Le certificat médical initial du 6 janvier 2023 et les certificats et avis suivants des 7 et 13 janvier 2023 détaillent avec précision les troubles dont souffre Madame [R] [Y]. Le certificat du 23 janvier 2023 du docteur [J] indique : « patiente adressée par les urgences de l'hôpital Ambroise Paré pour symptomatologie délirante évoluant depuis plusieurs années avec répercussions conséquentes sur le fonctionnement psycho-socio-professionnel. L'amélioration clinique est jusqu'ici insuffisante.

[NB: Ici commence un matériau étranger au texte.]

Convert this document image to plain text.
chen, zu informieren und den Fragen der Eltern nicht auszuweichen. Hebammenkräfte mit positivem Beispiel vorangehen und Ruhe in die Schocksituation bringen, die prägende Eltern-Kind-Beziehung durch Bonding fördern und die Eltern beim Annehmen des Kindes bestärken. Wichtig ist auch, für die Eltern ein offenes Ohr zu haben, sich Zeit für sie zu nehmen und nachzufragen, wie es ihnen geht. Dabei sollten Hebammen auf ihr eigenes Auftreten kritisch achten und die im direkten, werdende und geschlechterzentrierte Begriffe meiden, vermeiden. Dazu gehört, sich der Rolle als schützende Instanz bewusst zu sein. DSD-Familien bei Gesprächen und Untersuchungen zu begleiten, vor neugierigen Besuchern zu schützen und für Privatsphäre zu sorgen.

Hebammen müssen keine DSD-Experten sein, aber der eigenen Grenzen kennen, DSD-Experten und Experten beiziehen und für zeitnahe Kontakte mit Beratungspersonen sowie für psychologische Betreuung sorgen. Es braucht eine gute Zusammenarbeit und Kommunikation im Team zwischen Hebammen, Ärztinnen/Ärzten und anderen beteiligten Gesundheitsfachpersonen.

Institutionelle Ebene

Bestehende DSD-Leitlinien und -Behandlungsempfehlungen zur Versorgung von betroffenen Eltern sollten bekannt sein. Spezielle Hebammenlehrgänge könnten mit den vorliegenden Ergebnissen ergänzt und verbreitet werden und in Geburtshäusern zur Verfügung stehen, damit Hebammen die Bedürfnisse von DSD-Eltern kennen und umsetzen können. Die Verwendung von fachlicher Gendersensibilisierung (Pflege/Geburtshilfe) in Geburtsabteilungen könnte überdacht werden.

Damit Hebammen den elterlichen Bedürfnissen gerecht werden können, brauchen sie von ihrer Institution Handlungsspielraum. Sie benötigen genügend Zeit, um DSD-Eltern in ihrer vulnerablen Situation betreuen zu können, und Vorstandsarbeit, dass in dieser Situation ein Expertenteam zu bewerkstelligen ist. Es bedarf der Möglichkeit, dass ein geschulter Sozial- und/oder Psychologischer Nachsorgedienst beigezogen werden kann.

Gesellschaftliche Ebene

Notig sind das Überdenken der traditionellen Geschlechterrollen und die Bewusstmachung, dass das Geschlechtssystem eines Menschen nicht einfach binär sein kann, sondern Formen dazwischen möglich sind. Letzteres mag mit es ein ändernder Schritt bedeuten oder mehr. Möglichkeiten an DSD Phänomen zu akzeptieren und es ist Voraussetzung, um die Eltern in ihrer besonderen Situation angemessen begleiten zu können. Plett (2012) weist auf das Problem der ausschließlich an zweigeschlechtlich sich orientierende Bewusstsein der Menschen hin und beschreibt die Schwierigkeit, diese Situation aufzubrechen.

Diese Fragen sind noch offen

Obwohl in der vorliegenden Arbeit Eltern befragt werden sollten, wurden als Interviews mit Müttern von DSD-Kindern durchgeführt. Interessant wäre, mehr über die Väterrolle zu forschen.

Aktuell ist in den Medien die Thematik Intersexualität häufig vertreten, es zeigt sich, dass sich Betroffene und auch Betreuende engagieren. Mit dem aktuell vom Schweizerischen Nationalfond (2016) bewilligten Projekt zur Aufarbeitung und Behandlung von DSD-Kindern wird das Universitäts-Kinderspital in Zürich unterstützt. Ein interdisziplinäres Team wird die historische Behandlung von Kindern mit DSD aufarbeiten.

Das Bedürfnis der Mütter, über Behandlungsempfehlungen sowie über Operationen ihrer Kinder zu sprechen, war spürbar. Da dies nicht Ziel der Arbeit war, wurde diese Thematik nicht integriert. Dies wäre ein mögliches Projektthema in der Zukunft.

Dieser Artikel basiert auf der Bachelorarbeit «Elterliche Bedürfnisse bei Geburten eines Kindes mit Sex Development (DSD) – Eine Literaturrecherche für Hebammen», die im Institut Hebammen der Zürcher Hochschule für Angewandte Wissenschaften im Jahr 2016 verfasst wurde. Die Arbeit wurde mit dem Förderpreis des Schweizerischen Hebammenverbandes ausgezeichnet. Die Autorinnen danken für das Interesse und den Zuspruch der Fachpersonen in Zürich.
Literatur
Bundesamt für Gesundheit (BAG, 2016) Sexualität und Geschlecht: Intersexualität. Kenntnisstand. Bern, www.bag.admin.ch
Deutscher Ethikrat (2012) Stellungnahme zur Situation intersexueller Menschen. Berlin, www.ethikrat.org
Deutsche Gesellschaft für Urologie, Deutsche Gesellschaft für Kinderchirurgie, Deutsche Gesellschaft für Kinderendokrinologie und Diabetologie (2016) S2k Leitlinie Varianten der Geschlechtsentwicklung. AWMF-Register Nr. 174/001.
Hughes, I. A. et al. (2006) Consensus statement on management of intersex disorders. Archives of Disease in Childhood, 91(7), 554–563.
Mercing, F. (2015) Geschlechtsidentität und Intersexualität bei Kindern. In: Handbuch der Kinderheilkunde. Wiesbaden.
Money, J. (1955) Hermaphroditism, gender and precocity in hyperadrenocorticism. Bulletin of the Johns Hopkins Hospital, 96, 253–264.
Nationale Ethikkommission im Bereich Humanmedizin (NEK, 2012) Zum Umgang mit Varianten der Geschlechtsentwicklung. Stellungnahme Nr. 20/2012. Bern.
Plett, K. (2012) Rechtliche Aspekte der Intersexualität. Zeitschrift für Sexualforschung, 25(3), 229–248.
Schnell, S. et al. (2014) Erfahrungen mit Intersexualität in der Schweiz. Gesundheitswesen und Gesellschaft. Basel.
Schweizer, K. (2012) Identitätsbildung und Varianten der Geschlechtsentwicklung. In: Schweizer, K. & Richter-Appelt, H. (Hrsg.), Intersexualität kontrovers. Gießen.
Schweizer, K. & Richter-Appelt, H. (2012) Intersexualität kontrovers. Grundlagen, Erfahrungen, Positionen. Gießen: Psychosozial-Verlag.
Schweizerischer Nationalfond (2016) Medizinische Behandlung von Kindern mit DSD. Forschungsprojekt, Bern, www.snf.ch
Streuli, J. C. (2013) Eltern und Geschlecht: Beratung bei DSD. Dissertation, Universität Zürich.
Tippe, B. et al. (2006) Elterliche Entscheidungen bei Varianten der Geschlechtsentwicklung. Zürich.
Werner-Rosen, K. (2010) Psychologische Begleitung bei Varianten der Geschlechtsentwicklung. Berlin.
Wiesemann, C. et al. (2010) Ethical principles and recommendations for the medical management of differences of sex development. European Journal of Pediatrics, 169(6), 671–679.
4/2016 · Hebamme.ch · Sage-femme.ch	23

Ce jour en entretien, la patiente est calme. Elle présente toujours une méfiance dont l'intensité est telle qu'elle n'accepte de signer aucun document administratif. Le discours véhicule des idées délirantes paranoïaques et de persécutions avec participation affective intense. La conviction délirante est totale au point d'impacter ses fonctions instinctuelles (alimentation et sommeil) et le déni des troubles est complet. Elle refuse les soins psychiatriques et demande à sortir d'hospitalisation au plus vite ».
Il conclut que les soins psychiatriques doivent être maintenus à temps complet.
Ce certificat médical est suffisamment précis pour justifier les restrictions à l'exercice des libertés individuelles de Madame [R] [Y], qui demeurent adaptées, nécessaires et proportionnées à son état mental et à la mise en 'uvre du traitement requis, l'intéressé se trouvant dans l'impossibilité de consentir aux soins en raison des troubles décrits, son état nécessitant des soins assortis d'une surveillance constante.
L'ordonnance sera donc confirmée en ce qu'elle a maintenu la mesure de soins psychiatriques de Madame [R] [Y] sous la forme d'une hospitalisation complète.
PAR CES MOTIFS
Statuant par ordonnance réputée contradictoire,
Déclarons l'appel de Madame [R] [Y] recevable,
Confirmons l'ordonnance entreprise,
Laissons les dépens à la charge du Trésor public.
Prononcé par mise à disposition de notre ordonnance au greffe de la cour, les parties en ayant été préalablement avisées selon les conditions prévues au deuxième alinéa de l'article 450 du code de procédure civile.